SpaceX is poised to begin trading Friday after completing what is now the largest initial public offering on record, a milestone that marks Elon Musk’s long-anticipated Wall Street debut for his rocket and satellite company.
The company said Thursday that it priced its shares at $135 apiece, raising $75 billion to support a range of high-cost initiatives, including its goal of building a human settlement on Mars and launching solar-powered data centers into space.
Shares are expected to start trading on the Nasdaq after the market opens at 9:30 a.m. ET under the ticker symbol “SPCX.”
The listing vaults SpaceX past all previous IPOs worldwide. The new record surpasses Saudi Aramco’s 2019 public offering, which raised nearly $26 billion, according to Renaissance Capital.
Rockets, satellites and AI
Founded by Musk in 2002, SpaceX designs, builds and launches spacecraft for clients that include satellite companies, NASA and the U.S. Department of Defense. Its operations also include Starlink, the satellite internet business, as well as an artificial intelligence unit developing data centers.
In February, SpaceX also acquired Musk’s artificial intelligence company xAI, which operates the social media platform X and the chatbot Grok.
SpaceX’s public stock offering has generated strong investor interest, with Bloomberg reporting on Thursday that the IPO received more than $100 billion in retail orders.
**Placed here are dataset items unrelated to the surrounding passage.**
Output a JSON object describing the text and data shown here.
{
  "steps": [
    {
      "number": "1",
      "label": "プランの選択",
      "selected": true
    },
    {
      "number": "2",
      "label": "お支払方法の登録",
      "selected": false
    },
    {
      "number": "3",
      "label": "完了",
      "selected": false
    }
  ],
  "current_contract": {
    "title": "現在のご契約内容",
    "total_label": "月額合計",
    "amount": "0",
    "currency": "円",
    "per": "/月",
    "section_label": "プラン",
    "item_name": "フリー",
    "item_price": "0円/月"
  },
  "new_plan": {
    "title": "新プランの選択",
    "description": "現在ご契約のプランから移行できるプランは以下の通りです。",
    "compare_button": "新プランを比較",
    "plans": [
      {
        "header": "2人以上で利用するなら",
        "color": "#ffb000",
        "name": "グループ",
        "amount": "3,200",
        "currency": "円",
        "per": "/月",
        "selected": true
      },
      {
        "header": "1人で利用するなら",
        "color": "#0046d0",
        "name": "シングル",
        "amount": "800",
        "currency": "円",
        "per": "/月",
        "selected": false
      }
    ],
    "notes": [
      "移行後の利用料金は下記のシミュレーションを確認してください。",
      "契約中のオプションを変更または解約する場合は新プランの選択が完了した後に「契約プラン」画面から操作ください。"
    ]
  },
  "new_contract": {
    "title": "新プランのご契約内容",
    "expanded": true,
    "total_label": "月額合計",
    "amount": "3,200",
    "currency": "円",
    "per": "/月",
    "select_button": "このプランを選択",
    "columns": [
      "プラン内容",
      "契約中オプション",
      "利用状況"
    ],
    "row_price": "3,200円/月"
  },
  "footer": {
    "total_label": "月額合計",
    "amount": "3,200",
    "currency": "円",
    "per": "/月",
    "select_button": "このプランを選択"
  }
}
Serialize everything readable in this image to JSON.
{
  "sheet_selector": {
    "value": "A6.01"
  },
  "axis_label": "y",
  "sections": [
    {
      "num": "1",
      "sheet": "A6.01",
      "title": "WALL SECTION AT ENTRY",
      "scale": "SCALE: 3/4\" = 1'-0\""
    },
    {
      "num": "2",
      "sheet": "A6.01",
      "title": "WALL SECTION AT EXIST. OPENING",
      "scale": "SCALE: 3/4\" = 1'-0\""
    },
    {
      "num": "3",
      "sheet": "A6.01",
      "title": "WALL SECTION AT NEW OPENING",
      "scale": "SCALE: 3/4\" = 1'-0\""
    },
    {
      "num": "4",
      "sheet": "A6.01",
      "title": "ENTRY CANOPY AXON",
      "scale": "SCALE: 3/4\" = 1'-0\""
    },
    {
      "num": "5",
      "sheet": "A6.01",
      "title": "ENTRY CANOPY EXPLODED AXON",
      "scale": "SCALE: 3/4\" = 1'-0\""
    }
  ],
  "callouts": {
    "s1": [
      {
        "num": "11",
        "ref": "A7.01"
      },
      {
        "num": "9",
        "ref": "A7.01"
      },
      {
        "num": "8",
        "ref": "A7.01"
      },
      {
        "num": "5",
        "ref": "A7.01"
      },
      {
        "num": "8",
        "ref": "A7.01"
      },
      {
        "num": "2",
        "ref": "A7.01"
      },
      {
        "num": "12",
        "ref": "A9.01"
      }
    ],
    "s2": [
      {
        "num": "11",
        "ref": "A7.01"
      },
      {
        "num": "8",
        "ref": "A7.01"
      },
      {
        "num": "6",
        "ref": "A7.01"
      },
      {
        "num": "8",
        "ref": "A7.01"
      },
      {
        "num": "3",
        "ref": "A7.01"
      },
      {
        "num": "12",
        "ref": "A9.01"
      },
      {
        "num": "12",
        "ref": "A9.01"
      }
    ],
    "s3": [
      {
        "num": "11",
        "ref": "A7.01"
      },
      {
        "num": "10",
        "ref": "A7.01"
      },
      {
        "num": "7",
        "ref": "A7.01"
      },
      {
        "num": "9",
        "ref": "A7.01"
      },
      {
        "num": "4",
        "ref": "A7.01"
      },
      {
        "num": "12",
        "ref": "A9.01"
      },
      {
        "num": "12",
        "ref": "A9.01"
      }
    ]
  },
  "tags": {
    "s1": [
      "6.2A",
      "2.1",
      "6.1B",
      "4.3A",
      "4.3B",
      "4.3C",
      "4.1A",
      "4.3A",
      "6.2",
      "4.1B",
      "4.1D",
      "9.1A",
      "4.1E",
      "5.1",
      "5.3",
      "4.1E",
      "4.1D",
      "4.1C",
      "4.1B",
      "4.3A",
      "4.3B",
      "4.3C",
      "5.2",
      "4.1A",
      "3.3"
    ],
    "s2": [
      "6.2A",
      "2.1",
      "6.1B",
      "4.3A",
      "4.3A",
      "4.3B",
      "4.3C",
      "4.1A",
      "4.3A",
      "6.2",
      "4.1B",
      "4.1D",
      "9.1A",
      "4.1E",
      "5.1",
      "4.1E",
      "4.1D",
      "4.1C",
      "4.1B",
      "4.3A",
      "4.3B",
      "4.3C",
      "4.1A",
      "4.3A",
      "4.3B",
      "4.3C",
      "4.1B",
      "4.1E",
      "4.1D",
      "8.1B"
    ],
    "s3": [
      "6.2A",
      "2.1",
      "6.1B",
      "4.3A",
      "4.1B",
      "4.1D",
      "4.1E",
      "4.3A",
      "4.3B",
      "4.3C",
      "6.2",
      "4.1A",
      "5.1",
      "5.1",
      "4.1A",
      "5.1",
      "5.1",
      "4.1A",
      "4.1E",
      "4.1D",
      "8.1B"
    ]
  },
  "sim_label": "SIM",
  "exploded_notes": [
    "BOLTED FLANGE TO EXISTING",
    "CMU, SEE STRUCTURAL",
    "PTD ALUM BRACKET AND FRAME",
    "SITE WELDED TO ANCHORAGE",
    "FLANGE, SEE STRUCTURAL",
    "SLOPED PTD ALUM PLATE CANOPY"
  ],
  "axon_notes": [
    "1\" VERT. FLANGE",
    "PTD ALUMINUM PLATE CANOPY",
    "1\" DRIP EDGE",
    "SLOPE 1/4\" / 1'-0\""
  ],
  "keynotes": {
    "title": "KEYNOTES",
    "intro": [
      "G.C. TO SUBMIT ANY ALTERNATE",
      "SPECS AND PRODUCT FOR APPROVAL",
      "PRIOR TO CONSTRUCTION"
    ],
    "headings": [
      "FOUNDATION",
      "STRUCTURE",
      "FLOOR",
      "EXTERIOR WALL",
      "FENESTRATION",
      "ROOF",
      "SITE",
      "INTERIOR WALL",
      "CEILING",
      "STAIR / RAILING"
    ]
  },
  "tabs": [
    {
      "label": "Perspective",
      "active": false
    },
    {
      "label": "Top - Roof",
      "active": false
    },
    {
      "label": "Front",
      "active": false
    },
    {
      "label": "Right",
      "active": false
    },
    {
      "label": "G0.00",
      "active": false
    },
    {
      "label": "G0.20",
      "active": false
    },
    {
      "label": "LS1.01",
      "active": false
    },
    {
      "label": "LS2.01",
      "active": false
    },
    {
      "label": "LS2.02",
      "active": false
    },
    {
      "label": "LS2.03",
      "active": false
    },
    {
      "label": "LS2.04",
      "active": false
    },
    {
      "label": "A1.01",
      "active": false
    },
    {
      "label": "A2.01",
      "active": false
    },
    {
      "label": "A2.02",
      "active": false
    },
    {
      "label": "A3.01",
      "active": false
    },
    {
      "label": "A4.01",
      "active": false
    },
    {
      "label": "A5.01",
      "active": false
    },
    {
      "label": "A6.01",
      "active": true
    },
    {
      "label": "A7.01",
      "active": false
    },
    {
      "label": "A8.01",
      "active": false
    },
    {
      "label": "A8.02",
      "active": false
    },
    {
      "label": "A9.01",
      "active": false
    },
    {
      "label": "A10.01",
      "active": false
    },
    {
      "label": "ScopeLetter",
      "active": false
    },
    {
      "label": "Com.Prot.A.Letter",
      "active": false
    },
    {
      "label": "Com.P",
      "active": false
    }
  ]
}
The IPO gives SpaceX a market valuation of $1.77 trillion, making the Texas-based manufacturer one of Wall Street’s most valuable companies. SpaceX trails Nvidia, the world’s most valuable company, which has a market cap of roughly $5 trillion, according to FactSet, as well as a handful of other tech companies.
Although SpaceX has a high valuation, it lags other tech giants in terms of revenue and profitability, said Jay Ritter, an IPO expert and professor at the University of Florida’s Warrington College of Business. SpaceX, which is unprofitable, booked $18.7 billion in revenue last year, far less than Alphabet’s $400 billion in 2025 sales.
“Alphabet, Apple and Nvidia are producing annual after-tax profits of more than $100 billion a year,” he said prior to the IPO. “There’s a long way to go to catch up with the profitability of those mega caps.”
Indeed, SpaceX will face significant challenges in delivering on its bold plan to develop space for commercial ventures, including ringing the earth with AI-powered satellites, and to justify its massive valuation.
“I can see the argument for why this company should deserve a lower valuation,” said Matthew Kennedy, a senior market strategist at Renaissance Capital, which tracks IPOs. “At the same time, it is true that some stocks are expensive and stay expensive.”
Many experts expect SpaceX stock to be volatile in its early days of trading, as is common with other large IPOs. A Truist analysis of 30 sizable technology IPOs found that more than half the offerings posted negative returns a year after their shares started trading.
The trillion dollar man
The IPO has made SpaceX CEO Elon Musk, already the world’s richest person, a trillionaire — at least on paper. Musk owns 4.8 billion shares of SpaceX, or about 42% of the company, as well as 350 million stock options, according to the IPO filing. With 82.4% of the company’s voting power, he will continue to wield significant control over SpaceX’s future.
SpaceX shares are expected to launch on several indexes, including the Nasdaq 100 and Russell indices, in the coming days. That could pave the way for more investors, including Americans with 401(k) plans, to become potential shareholders.
SpaceX, which had filed for a confidential initial public offering in April, said that it sees a market opportunity of more than $28 trillion across the industries it operates in.
Of that, 90% is attributed to xAi alone, according to an analysis by Van Ha Trinh, financial markets analyst at the online broker Exness. That points to SpaceX’s belief that its AI capabilities will fuel its growth.